The entire point to this debate is whether there should be such a practice as NIGHT VISUAL APPROACHES.

My argument, from the outset, is this practice should cease.

All night approaches should be conducted as monitored Instrument approaches, through the MAPT, to the FDP/CTB.

I accept that at present there is no formal recognition of the FDP/CTB.

The crux to the stability and therefore the safety of the approach is that there should be recognition of this theoretical and then physical point in space, and build the profile around it, and the MAPT.

Just because these things do not exist at present it does not mean they should not be invented.

I accept that many of you in the industry have been working on this subject for many years. Guess what....the solutions that have been implied by the current regulations and guidance do not work properly. This incident, and many others like it are the physical manefestations of failings in the past to recognise, once and for all, that night VMC over the sea simply does not exist.

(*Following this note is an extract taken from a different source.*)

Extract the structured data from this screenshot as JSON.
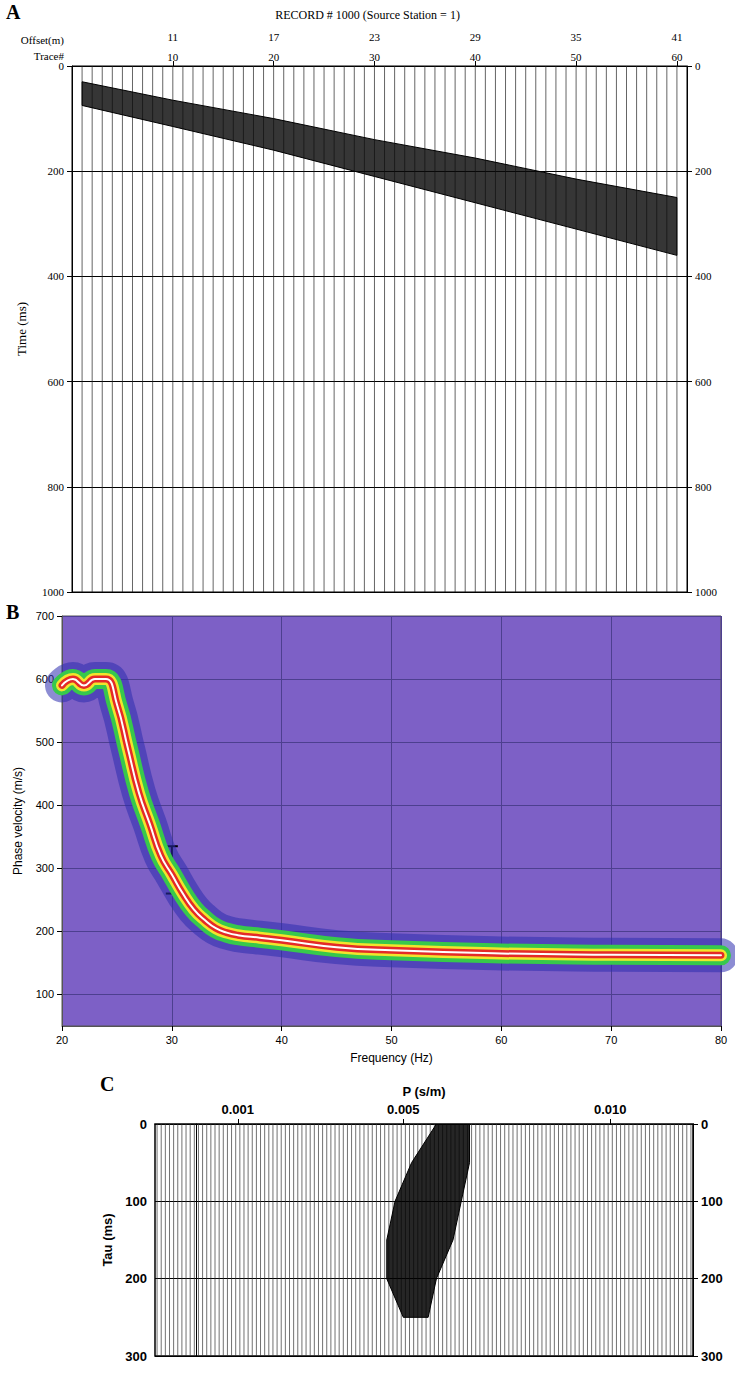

The solution I have proposed works. Very well. It is safe, controlled and easy to mandate to implement.

The principles which it employs, that taken together to produce a complete profile, work regardless of the weather experienced during the approach. This is the key to preventing poor decision making due to slant range visibility during the initial descent leaving the crew "stranded" trying to execute some kind of VMC procedure.

I said from the outset that the proposal is radical. It is. It abandons some archaic presumptions which in my view are a throwback to the time when full IFR monitored procedures were something of a novelty.

For the most part, we now have equipment that if operated correctly, removes majority of the "Human Element" to night approaches and this is the key, just as it is during and ILS or NDB.

The fundemental chanllenge is to get the industry and the regulators to swallow the simple fact that being 50 feet above the deck (in extremis), when the wx is poor, is a nigh on impossible ask of a large transport helicopter. Increasing this margin is in my view a major step forward, not only providing the dynamics for a stable approach, but inherently improving the safety of such approaches.